Why Do We Need Self-Play?
It’s possible to code up an opponent as a part of the environment and run your agent against said opponent; for instance, one can code up a rules-based fighter and train your RL agent against said fighter. This method, however, has limited utility. There are multiple reasons why, but the three main ones are:
- Training against only one agent encourages overfitting to face a specific strategy. If you only train your fighter with RL against one fighting strategy, your fighter may perform adequately against said strategy but will probably perform poorly against other strategies.

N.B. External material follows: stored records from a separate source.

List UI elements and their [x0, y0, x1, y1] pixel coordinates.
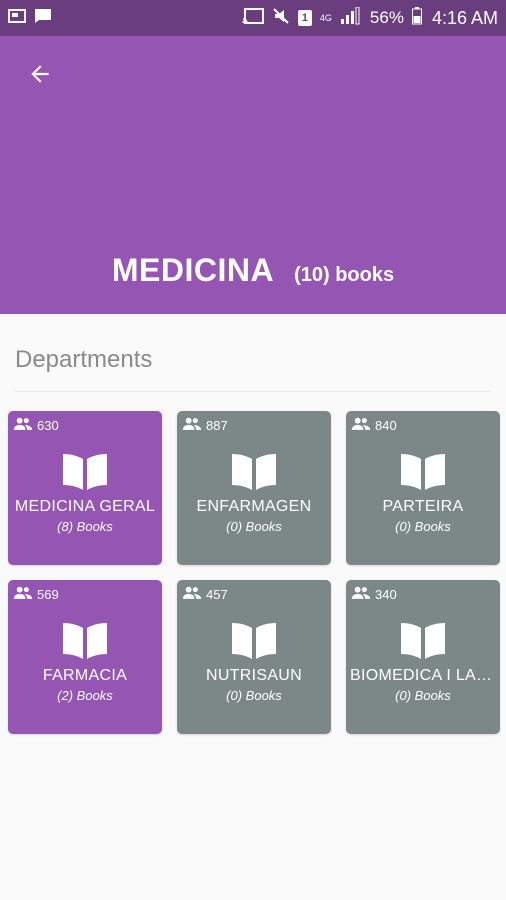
- department-card[interactable]: 630 MEDICINA GERAL (8) Books: [8, 411, 162, 565]
- member-count-value: 630: [37, 418, 59, 433]
- status-bar: 1 4G 56% 4:16 AM: [0, 0, 506, 36]
- people-icon: [13, 586, 33, 603]
- department-card[interactable]: 887 ENFARMAGEN (0) Books: [177, 411, 331, 565]
- open-book-icon: [399, 620, 447, 660]
- department-name: BIOMEDICA I LAB...: [350, 667, 496, 684]
- department-card[interactable]: 840 PARTEIRA (0) Books: [346, 411, 500, 565]
- department-name: FARMACIA: [42, 667, 128, 684]
- title-row: MEDICINA (10) books: [0, 252, 506, 289]
- open-book-icon: [61, 620, 109, 660]
- department-book-count: (0) Books: [395, 688, 451, 703]
- department-book-count: (0) Books: [395, 519, 451, 534]
- member-count-value: 569: [37, 587, 59, 602]
- department-grid: 630 MEDICINA GERAL (8) Books 887 ENFARMA…: [8, 411, 500, 734]
- open-book-icon: [61, 451, 109, 491]
- signal-icon: [340, 6, 362, 30]
- member-count: 340: [351, 586, 397, 603]
- member-count: 887: [182, 417, 228, 434]
- chat-icon: [34, 8, 52, 29]
- member-count: 630: [13, 417, 59, 434]
- department-card[interactable]: 569 FARMACIA (2) Books: [8, 580, 162, 734]
- department-book-count: (0) Books: [226, 519, 282, 534]
- notification-badge: 1: [297, 10, 312, 26]
- member-count: 840: [351, 417, 397, 434]
- people-icon: [351, 417, 371, 434]
- department-book-count: (2) Books: [57, 688, 113, 703]
- page-title: MEDICINA: [111, 252, 275, 288]
- book-count: (10) books: [294, 264, 395, 286]
- header: MEDICINA (10) books: [0, 36, 506, 314]
- department-name: PARTEIRA: [382, 498, 464, 515]
- network-label: 4G: [319, 12, 332, 23]
- mute-icon: [272, 7, 290, 30]
- department-book-count: (0) Books: [226, 688, 282, 703]
- department-card[interactable]: 457 NUTRISAUN (0) Books: [177, 580, 331, 734]
- open-book-icon: [399, 451, 447, 491]
- status-left: [8, 8, 52, 29]
- battery-icon: [411, 6, 422, 30]
- department-name: ENFARMAGEN: [196, 498, 312, 515]
- back-button[interactable]: [22, 58, 58, 94]
- member-count: 569: [13, 586, 59, 603]
- member-count-value: 457: [206, 587, 228, 602]
- status-right: 1 4G 56% 4:16 AM: [242, 6, 498, 30]
- department-name: MEDICINA GERAL: [14, 498, 156, 515]
- people-icon: [182, 586, 202, 603]
- divider: [15, 391, 491, 392]
- open-book-icon: [230, 620, 278, 660]
- member-count-value: 340: [375, 587, 397, 602]
- department-name: NUTRISAUN: [205, 667, 303, 684]
- people-icon: [182, 417, 202, 434]
- arrow-back-icon: [27, 61, 53, 92]
- screenshot-icon: [8, 8, 26, 29]
- people-icon: [351, 586, 371, 603]
- battery-percent: 56%: [369, 8, 404, 27]
- member-count-value: 840: [375, 418, 397, 433]
- member-count: 457: [182, 586, 228, 603]
- member-count-value: 887: [206, 418, 228, 433]
- section-title: Departments: [15, 346, 153, 373]
- cast-icon: [242, 7, 264, 29]
- department-book-count: (8) Books: [57, 519, 113, 534]
- clock: 4:16 AM: [431, 7, 498, 28]
- open-book-icon: [230, 451, 278, 491]
- people-icon: [13, 417, 33, 434]
- department-card[interactable]: 340 BIOMEDICA I LAB... (0) Books: [346, 580, 500, 734]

- The strategy employed by the created rules-based fighter also matters greatly for training. For example, if you are training your fighter against a difficult rules-based fighter, your fighter might not be able to learn effectively unless it already possess a decent strategy. In this situation, the rules-based fighter will likely dominate your agent. Alternatively, if you’re training your fighter against an easy rules-based fighter, your fighter might not learn much.
- Creating multiple rules-based fighters is impractical because it takes a great amount of skill (and time) to do so. This takes away the whole point of RL.
Is there a way to create one dynamic opponent which changes automatically as our agent trains?
Yes, there is! Why not train an agent against itself?
What is Self-Play?
Self-play is exactly as the name suggests: pitting your agent against itself in RL training. In self-play your agent is duplicated and both agents train against one another. The agents are updated alternatively each simulation.
This way your agent will be matched against a dynamic opponent whose strategy changes and who is at around the agent’s skill level. Over time, your agent may even uncover new, perhaps “superhuman” strategies!